Classes Sociais, podemos acreditar nas estatísticas?

Classes Sociais, podemos acreditar nas estatísticas

Saiu uma notícia nos jornais de hoje de que houve um aumento da população que se enquadra na classe média. A primeira vista pode parecer um grande avanço, mas será que realmente as pessoas estão mais ricas. Pelas observações que se faz mesmo a renda tendo crescido a capacidade de compra dos brasileiros não aumentou. Para pertencer a classe C basta ter uma renda familiar que varia entre R$ 1.064,00 e R$ 4.591,00, mas quantas pessoas estão mais próximas da menor renda e quantas estão mais próxima da renda maior a estatística não revela. Essa variação é muita grande, quem tem uma renda próxima a menor faixa terá um poder de consumo muito inferior aos que estão na maior faixa.

E os que estão na classe D e E que são considerados pobres, quando suas rendas irão proporcionar o mínimo para viver com dignidade.

O mais importante não é classificar as pessoas em classes e sim que a população como um todo tenha poder de compra. Ficarmos orgulhosos de pertencermos a classe média e no final do mês não conseguirmos pagar as contas mínimas não traz nenhum lucro, nem para as pessoas e nem para o País.

Nos países ricos a classificação de classes pode ter valor, pois suas rendas são estáveis e as pessoas conseguem consumir produtos e serviços alimentando o ciclo econômico.

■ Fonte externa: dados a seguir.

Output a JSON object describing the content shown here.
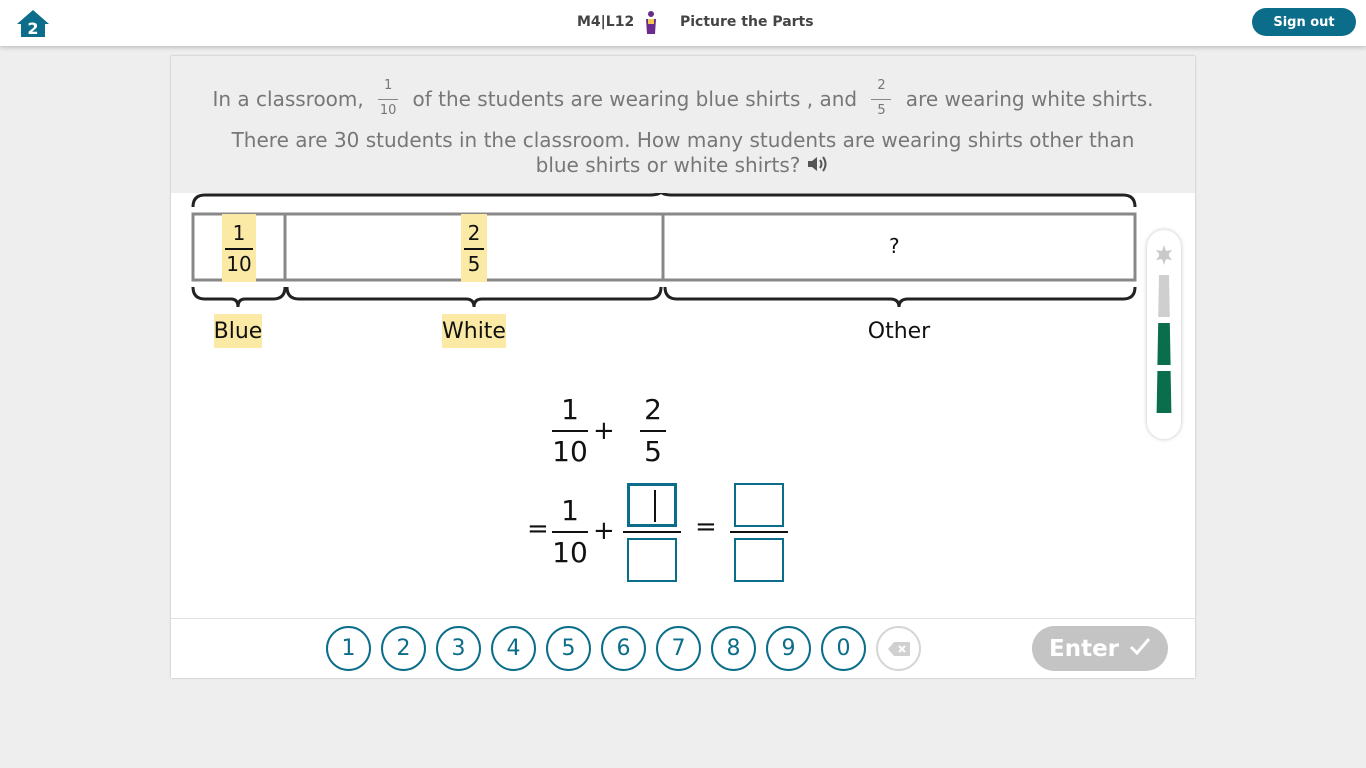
{
  "header": {
    "lesson_code": "M4|L12",
    "lesson_title": "Picture the Parts",
    "signout_label": "Sign out",
    "brand_color": "#0b6d8a",
    "home_icon": "home-icon",
    "lesson_icon": "student-figure-icon"
  },
  "prompt": {
    "part1": "In a classroom, ",
    "frac1": {
      "num": "1",
      "den": "10"
    },
    "part2": " of the students are wearing blue shirts , and ",
    "frac2": {
      "num": "2",
      "den": "5"
    },
    "part3": " are wearing white shirts.",
    "line2": "There are 30 students in the classroom. How many students are wearing shirts other than blue shirts or white shirts?",
    "speaker_icon": "speaker-icon"
  },
  "tape": {
    "seg1": {
      "num": "1",
      "den": "10"
    },
    "seg2": {
      "num": "2",
      "den": "5"
    },
    "seg3_text": "?",
    "labels": {
      "blue": "Blue",
      "white": "White",
      "other": "Other"
    },
    "highlight_color": "#fbe9a6"
  },
  "equation": {
    "row1": {
      "frac_a": {
        "num": "1",
        "den": "10"
      },
      "plus": "+",
      "frac_b": {
        "num": "2",
        "den": "5"
      }
    },
    "row2": {
      "equals1": "=",
      "frac_a": {
        "num": "1",
        "den": "10"
      },
      "plus": "+",
      "equals2": "=",
      "answer_boxes": [
        "",
        "",
        "",
        ""
      ]
    }
  },
  "gauge": {
    "filled_levels": 2,
    "total_levels": 3,
    "fill_color": "#0a6e4d",
    "star_icon": "star-icon"
  },
  "keypad": {
    "keys": [
      "1",
      "2",
      "3",
      "4",
      "5",
      "6",
      "7",
      "8",
      "9",
      "0"
    ],
    "backspace_icon": "backspace-icon",
    "enter_label": "Enter",
    "enter_icon": "checkmark-icon"
  }
}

Aqui a grande maioria da população luta todos os meses para sobreviver e por isso as indústrias produzem menos e pagam menores salários para conseguirem se manter. O clico econômico se dá ao contrário, é o chamado ciclo da pobreza, menor renda resulta em menor consumo, menor consumo em menor produção, menor produção em menor renda.

Para reverter é preciso que o Governo invista em qualificação, para que as pessoas melhorem suas rendas e façam a economia voltar para o ciclo da riqueza.

Fonte Zero Hora.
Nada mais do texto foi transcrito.